Toolhub/Progress reports/2021-03-26

Report on activities in the Toolhub project for the week ending 2021-03-26.

Direct tool registration edit

Tracked in Phabricator:
Task T195682

The UI to edit a record has been merged! This feature is now live on our https://toolhub-demo.wmcloud.org demonstration server. Work is in progress on displaying edit history and diffs which will complete our planned feature work for the January-March quarter.

Crawler enhancements edit

The crawler has been updated to better handle some useful edge cases. The crawler now checks the list of toolinfo records found at a given URL in the current run against the list for the same URL in its most recent prior run. When this check finds tools that were imported from the URL which are no longer present in the current response it will mark them as deleted in the database. This mark is a "soft delete". The record and its edit history are retained in the database, but the record is removed from the search index and excluded from most API responses.

The crawler now also tracks the toolinfo records which are seen across URLs during the same run to detect and prevent "edit war" behavior if the same name is seen in multiple URLs. This has been seen in current data primarily for a single user who has published multiple toolinfo.json collections which have overlapping collections of tools.
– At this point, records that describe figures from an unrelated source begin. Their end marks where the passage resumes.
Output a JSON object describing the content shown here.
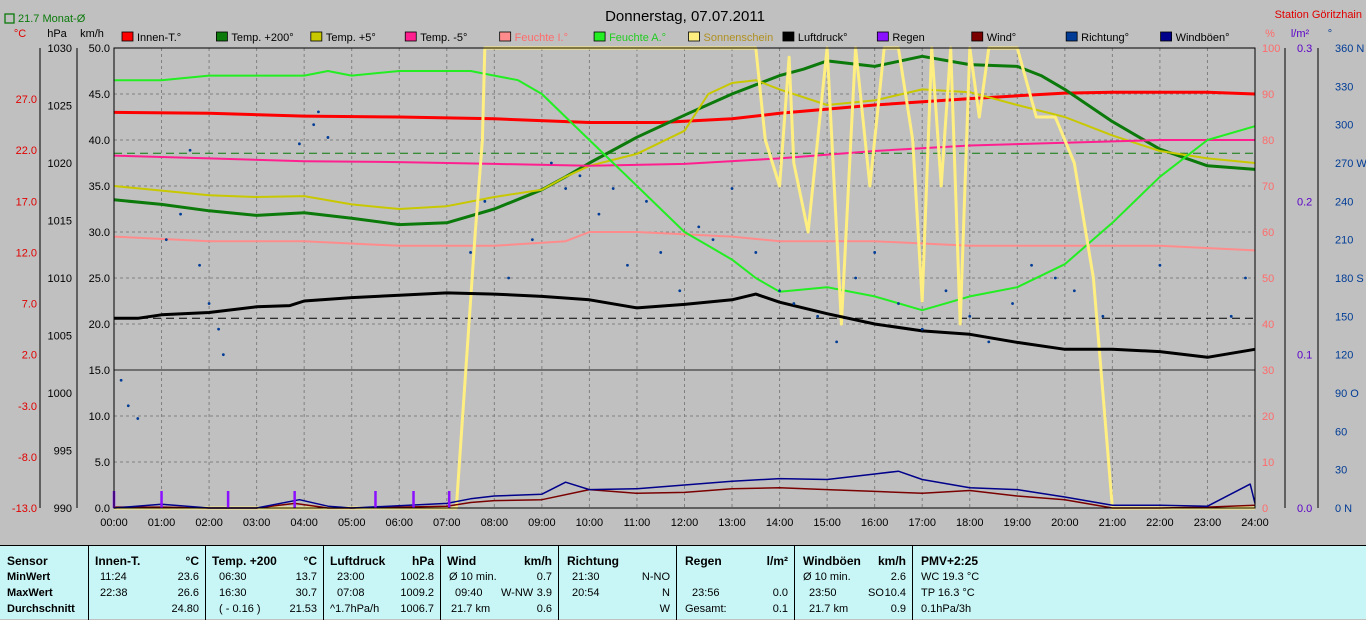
{
  "title": "Donnerstag, 07.07.2011",
  "station": "Station Göritzhain",
  "monthly_avg": "21.7 Monat-Ø",
  "unit_labels": {
    "celsius": "°C",
    "hpa": "hPa",
    "kmh": "km/h",
    "percent": "%",
    "lm2": "l/m²",
    "degree": "°"
  },
  "legend": [
    {
      "label": "Innen-T.°",
      "color": "#ff0000"
    },
    {
      "label": "Temp. +200°",
      "color": "#0b7a0b"
    },
    {
      "label": "Temp. +5°",
      "color": "#c8c800"
    },
    {
      "label": "Temp. -5°",
      "color": "#ff1f8f"
    },
    {
      "label": "Feuchte I.°",
      "color": "#ff8c8c"
    },
    {
      "label": "Feuchte A.°",
      "color": "#22ee22"
    },
    {
      "label": "Sonnenschein",
      "color": "#ffef80"
    },
    {
      "label": "Luftdruck°",
      "color": "#000000"
    },
    {
      "label": "Regen",
      "color": "#8a10ff"
    },
    {
      "label": "Wind°",
      "color": "#7a0000"
    },
    {
      "label": "Richtung°",
      "color": "#003c96"
    },
    {
      "label": "Windböen°",
      "color": "#00008b"
    }
  ],
  "chart_data": {
    "type": "line",
    "title": "Donnerstag, 07.07.2011",
    "x_unit": "hours",
    "xlim": [
      0,
      24
    ],
    "x_ticks": [
      "00:00",
      "01:00",
      "02:00",
      "03:00",
      "04:00",
      "05:00",
      "06:00",
      "07:00",
      "08:00",
      "09:00",
      "10:00",
      "11:00",
      "12:00",
      "13:00",
      "14:00",
      "15:00",
      "16:00",
      "17:00",
      "18:00",
      "19:00",
      "20:00",
      "21:00",
      "22:00",
      "23:00",
      "24:00"
    ],
    "axes": {
      "celsius": {
        "ticks": [
          "27.0",
          "22.0",
          "17.0",
          "12.0",
          "7.0",
          "2.0",
          "-3.0",
          "-8.0",
          "-13.0"
        ],
        "range": [
          -13,
          32
        ]
      },
      "hpa": {
        "ticks": [
          "1030",
          "1025",
          "1020",
          "1015",
          "1010",
          "1005",
          "1000",
          "995",
          "990"
        ],
        "range": [
          990,
          1030
        ]
      },
      "kmh": {
        "ticks": [
          "50.0",
          "45.0",
          "40.0",
          "35.0",
          "30.0",
          "25.0",
          "20.0",
          "15.0",
          "10.0",
          "5.0",
          "0.0"
        ],
        "range": [
          0,
          50
        ]
      },
      "percent": {
        "ticks": [
          "100",
          "90",
          "80",
          "70",
          "60",
          "50",
          "40",
          "30",
          "20",
          "10",
          "0"
        ],
        "range": [
          0,
          100
        ]
      },
      "lm2": {
        "ticks": [
          "0.3",
          "0.2",
          "0.1",
          "0.0"
        ],
        "range": [
          0,
          0.3
        ]
      },
      "degree": {
        "ticks": [
          "360 N",
          "330",
          "300",
          "270 W",
          "240",
          "210",
          "180 S",
          "150",
          "120",
          "90 O",
          "60",
          "30",
          "0 N"
        ],
        "range": [
          0,
          360
        ]
      }
    },
    "series": [
      {
        "name": "Innen-T.°",
        "axis": "kmh",
        "x": [
          0,
          2,
          4,
          6,
          8,
          10,
          11.5,
          13,
          14,
          16,
          18,
          19,
          20,
          21,
          22,
          23,
          24
        ],
        "y": [
          43.0,
          42.9,
          42.6,
          42.5,
          42.3,
          41.9,
          41.9,
          42.3,
          42.9,
          43.8,
          44.5,
          44.8,
          45.1,
          45.2,
          45.2,
          45.2,
          45.0
        ]
      },
      {
        "name": "Temp. +200°",
        "axis": "kmh",
        "x": [
          0,
          1,
          2,
          3,
          4,
          5,
          6,
          7,
          8,
          9,
          9.5,
          10,
          11,
          12,
          13,
          13.5,
          14,
          14.5,
          15,
          16,
          17,
          18,
          19,
          19.5,
          20,
          21,
          22,
          23,
          24
        ],
        "y": [
          33.5,
          33.0,
          32.3,
          31.8,
          32.1,
          31.5,
          30.8,
          31.0,
          32.5,
          34.6,
          36.0,
          37.5,
          40.3,
          42.7,
          45.0,
          46.0,
          47.0,
          47.7,
          48.6,
          48.0,
          49.1,
          48.2,
          48.0,
          47.0,
          45.5,
          42.0,
          39.0,
          37.2,
          36.8
        ]
      },
      {
        "name": "Temp. +5°",
        "axis": "kmh",
        "x": [
          0,
          1,
          2,
          3,
          4,
          5,
          6,
          7,
          8,
          9,
          9.5,
          10,
          11,
          12,
          12.5,
          13,
          13.5,
          14,
          15,
          16,
          17,
          18,
          19,
          20,
          21,
          22,
          23,
          24
        ],
        "y": [
          35.0,
          34.5,
          34.0,
          33.8,
          33.9,
          33.0,
          32.5,
          32.8,
          33.8,
          34.6,
          36.0,
          37.2,
          38.5,
          41.0,
          45.0,
          46.2,
          46.5,
          45.5,
          43.8,
          44.3,
          45.5,
          45.2,
          43.8,
          42.5,
          40.5,
          38.8,
          38.0,
          37.5
        ]
      },
      {
        "name": "Temp. -5°",
        "axis": "kmh",
        "x": [
          0,
          2,
          4,
          6,
          8,
          10,
          12,
          14,
          16,
          18,
          20,
          22,
          24
        ],
        "y": [
          38.3,
          38.0,
          37.7,
          37.6,
          37.4,
          37.2,
          37.4,
          38.0,
          38.8,
          39.4,
          39.7,
          40.0,
          40.0
        ]
      },
      {
        "name": "Feuchte I.°",
        "axis": "percent",
        "x": [
          0,
          2,
          4,
          6,
          8,
          9.5,
          10,
          11,
          13,
          14,
          16,
          18,
          20,
          22,
          24
        ],
        "y": [
          59,
          58,
          58,
          57,
          57,
          58,
          60,
          60,
          59,
          58,
          58,
          57,
          57,
          57,
          56
        ]
      },
      {
        "name": "Feuchte A.°",
        "axis": "percent",
        "x": [
          0,
          1,
          2,
          3,
          4,
          4.5,
          5,
          6,
          7,
          7.5,
          8,
          8.5,
          9,
          9.5,
          10,
          11,
          12,
          12.5,
          13,
          13.5,
          14,
          15,
          16,
          17,
          18,
          19,
          20,
          21,
          22,
          23,
          24
        ],
        "y": [
          93,
          93,
          94,
          94,
          94,
          95,
          94,
          95,
          95,
          95,
          94,
          93,
          90,
          85,
          80,
          70,
          60,
          57,
          54,
          50,
          47,
          48,
          46,
          43,
          46,
          48,
          53,
          62,
          72,
          80,
          83
        ]
      },
      {
        "name": "Sonnenschein",
        "axis": "percent",
        "x": [
          0,
          7.2,
          7.6,
          7.75,
          7.8,
          8.5,
          9,
          9.7,
          13.5,
          13.7,
          14,
          14.2,
          14.3,
          14.6,
          15,
          15.3,
          15.6,
          15.9,
          16.2,
          16.5,
          16.8,
          17.0,
          17.2,
          17.4,
          17.6,
          17.8,
          18.0,
          18.2,
          18.4,
          18.6,
          19.0,
          19.4,
          19.8,
          20.2,
          20.6,
          21,
          24
        ],
        "y": [
          0,
          0,
          60,
          80,
          100,
          100,
          100,
          100,
          100,
          80,
          70,
          98,
          75,
          60,
          100,
          40,
          100,
          70,
          100,
          100,
          80,
          45,
          100,
          70,
          100,
          40,
          100,
          85,
          100,
          100,
          100,
          85,
          85,
          75,
          50,
          0,
          0
        ]
      },
      {
        "name": "Luftdruck°",
        "axis": "hpa",
        "x": [
          0,
          0.5,
          1,
          2,
          3,
          3.7,
          4,
          5,
          6,
          7,
          8,
          9,
          10,
          11,
          12,
          13,
          13.5,
          14,
          15,
          16,
          17,
          18,
          19,
          20,
          21,
          22,
          23,
          24
        ],
        "y": [
          1006.5,
          1006.5,
          1006.8,
          1007.0,
          1007.5,
          1007.6,
          1008.0,
          1008.3,
          1008.5,
          1008.7,
          1008.6,
          1008.4,
          1008.1,
          1007.4,
          1007.7,
          1008.1,
          1008.6,
          1007.9,
          1006.9,
          1006.0,
          1005.4,
          1005.1,
          1004.4,
          1003.8,
          1003.8,
          1003.6,
          1003.1,
          1003.8
        ]
      },
      {
        "name": "Wind°",
        "axis": "kmh",
        "x": [
          0,
          1,
          2,
          3,
          3.8,
          4.5,
          5,
          7,
          7.5,
          8,
          9,
          10,
          11,
          12,
          13,
          14,
          15,
          16,
          17,
          18,
          19,
          20,
          21,
          22,
          23,
          24
        ],
        "y": [
          0.1,
          0.1,
          0.0,
          0.0,
          0.5,
          0.0,
          0.0,
          0.2,
          0.6,
          0.8,
          0.9,
          2.0,
          1.6,
          1.7,
          2.1,
          2.2,
          2.0,
          1.8,
          1.6,
          1.9,
          1.3,
          0.9,
          0.0,
          0.0,
          0.1,
          0.3
        ]
      },
      {
        "name": "Windböen°",
        "axis": "kmh",
        "x": [
          0,
          1,
          2,
          3,
          3.9,
          4.5,
          5,
          7,
          7.5,
          8,
          9,
          9.5,
          10,
          11,
          12,
          13,
          14,
          15,
          16,
          16.5,
          17,
          18,
          19,
          20,
          21,
          22,
          23,
          23.9,
          24
        ],
        "y": [
          0,
          0.4,
          0.0,
          0.0,
          0.9,
          0.2,
          0.0,
          0.5,
          1.0,
          1.3,
          1.5,
          2.8,
          2.0,
          2.1,
          2.5,
          2.9,
          3.2,
          3.1,
          3.7,
          4.0,
          3.1,
          2.2,
          2.0,
          1.2,
          0.3,
          0.3,
          0.2,
          2.6,
          0.5
        ]
      },
      {
        "name": "Regen",
        "axis": "lm2",
        "x": [
          0,
          1.0,
          2.4,
          3.8,
          5.5,
          6.3,
          7.05
        ],
        "y": [
          0.01,
          0.01,
          0.01,
          0.01,
          0.01,
          0.01,
          0.01
        ]
      },
      {
        "name": "Richtung°",
        "axis": "degree",
        "type": "scatter",
        "x": [
          0.15,
          0.3,
          0.5,
          1.1,
          1.4,
          1.6,
          1.8,
          2.0,
          2.2,
          2.3,
          3.9,
          4.2,
          4.3,
          4.5,
          7.5,
          7.8,
          8.3,
          8.8,
          9.2,
          9.5,
          9.8,
          10.2,
          10.5,
          10.8,
          11.2,
          11.5,
          11.9,
          12.3,
          12.6,
          13.0,
          13.5,
          14.0,
          14.3,
          14.8,
          15.2,
          15.6,
          16.0,
          16.5,
          17.0,
          17.5,
          18.0,
          18.4,
          18.9,
          19.3,
          19.8,
          20.2,
          20.8,
          22.0,
          23.5,
          23.8
        ],
        "y": [
          100,
          80,
          70,
          210,
          230,
          280,
          190,
          160,
          140,
          120,
          285,
          300,
          310,
          290,
          200,
          240,
          180,
          210,
          270,
          250,
          260,
          230,
          250,
          190,
          240,
          200,
          170,
          220,
          210,
          250,
          200,
          170,
          160,
          150,
          130,
          180,
          200,
          160,
          140,
          170,
          150,
          130,
          160,
          190,
          180,
          170,
          150,
          190,
          150,
          180
        ]
      }
    ],
    "reference_lines": [
      {
        "axis": "celsius",
        "value": 21.7,
        "label": "21.7 Monat-Ø"
      },
      {
        "axis": "hpa",
        "value": 1006.5
      },
      {
        "axis": "kmh",
        "value": 15
      }
    ]
  },
  "stats": {
    "sensor": {
      "hdr": "Sensor",
      "rows": [
        "MinWert",
        "MaxWert",
        "Durchschnitt"
      ]
    },
    "innen": {
      "hdr": "Innen-T.",
      "unit": "°C",
      "rows": [
        [
          "11:24",
          "23.6"
        ],
        [
          "22:38",
          "26.6"
        ],
        [
          "",
          "24.80"
        ]
      ]
    },
    "temp": {
      "hdr": "Temp. +200",
      "unit": "°C",
      "rows": [
        [
          "06:30",
          "13.7"
        ],
        [
          "16:30",
          "30.7"
        ],
        [
          "( - 0.16 )",
          "21.53"
        ]
      ]
    },
    "luft": {
      "hdr": "Luftdruck",
      "unit": "hPa",
      "rows": [
        [
          "23:00",
          "1002.8"
        ],
        [
          "07:08",
          "1009.2"
        ],
        [
          "^1.7hPa/h",
          "1006.7"
        ]
      ]
    },
    "wind": {
      "hdr": "Wind",
      "unit": "km/h",
      "rows": [
        [
          "Ø 10 min.",
          "",
          "0.7"
        ],
        [
          "09:40",
          "W-NW",
          "3.9"
        ],
        [
          "21.7 km",
          "",
          "0.6"
        ]
      ]
    },
    "richt": {
      "hdr": "Richtung",
      "unit": "",
      "rows": [
        [
          "21:30",
          "N-NO"
        ],
        [
          "20:54",
          "N"
        ],
        [
          "",
          "W"
        ]
      ]
    },
    "regen": {
      "hdr": "Regen",
      "unit": "l/m²",
      "rows": [
        [
          "",
          ""
        ],
        [
          "23:56",
          "0.0"
        ],
        [
          "Gesamt:",
          "0.1"
        ]
      ]
    },
    "boeen": {
      "hdr": "Windböen",
      "unit": "km/h",
      "rows": [
        [
          "Ø 10 min.",
          "",
          "2.6"
        ],
        [
          "23:50",
          "SO",
          "10.4"
        ],
        [
          "21.7 km",
          "",
          "0.9"
        ]
      ]
    },
    "pmv": {
      "hdr": "PMV+2:25",
      "rows": [
        "WC 19.3 °C",
        "TP 16.3 °C",
        "0.1hPa/3h"
      ]
    }
  }
}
It may also appear in the future as collisions of the "name" field of records representing distinct tools.

We would still like to improve the reporting for crawl errors to make it easier for folks to debug collisions, soft deletes, and other issues that may arise during a crawler run.

Production logging edit

Bryan did some research and testing in an experimental patch towards adding support for Elastic Common Schema event logging. The testing has been with the official upstream library for ECS in python. Unfortunately this library is low level and will need more custom wrapper work to make it safe for use by Toolhub. Django makes data available for some log events which violate the assumption by the upstream that only JSON serializable data is ever present in a LogRecord object.

Bugs and annoyances edit

Merged fixes:

Wrap up edit

The January-March quarter of planned work will end mid-week next week. Our remaining named goal for the quarter is nearly complete. It is possible that work will be completed before the arbitrary 2021-03-31 end date, but it may also extend into the early days of the next quarter. Either way is fine, we are pushing ourselves to move forward but are also more concerned with doing things well than exact timelines.

Bryan and Srishti will be attempting to finalize plans for work in the April-June quarter in the coming week. In our high level planning for the July 2020 - June 2021 fiscal year we projected deploying a "1.0" version of Toolhub by the end of June 2021. One of the questions that will be examined next week is if the more important part of that goal is the release date or the feature set. We have three more planned sets of features on the roadmap: lists of tools, annotations (community maintained notes/details for tools), and moderation and patrolling. We must implement moderation and patrolling support before the 1.0 release. The other two features are also strongly desired, but could easily be reprioritized as 1.x follow up features to be deployed after the initial launch.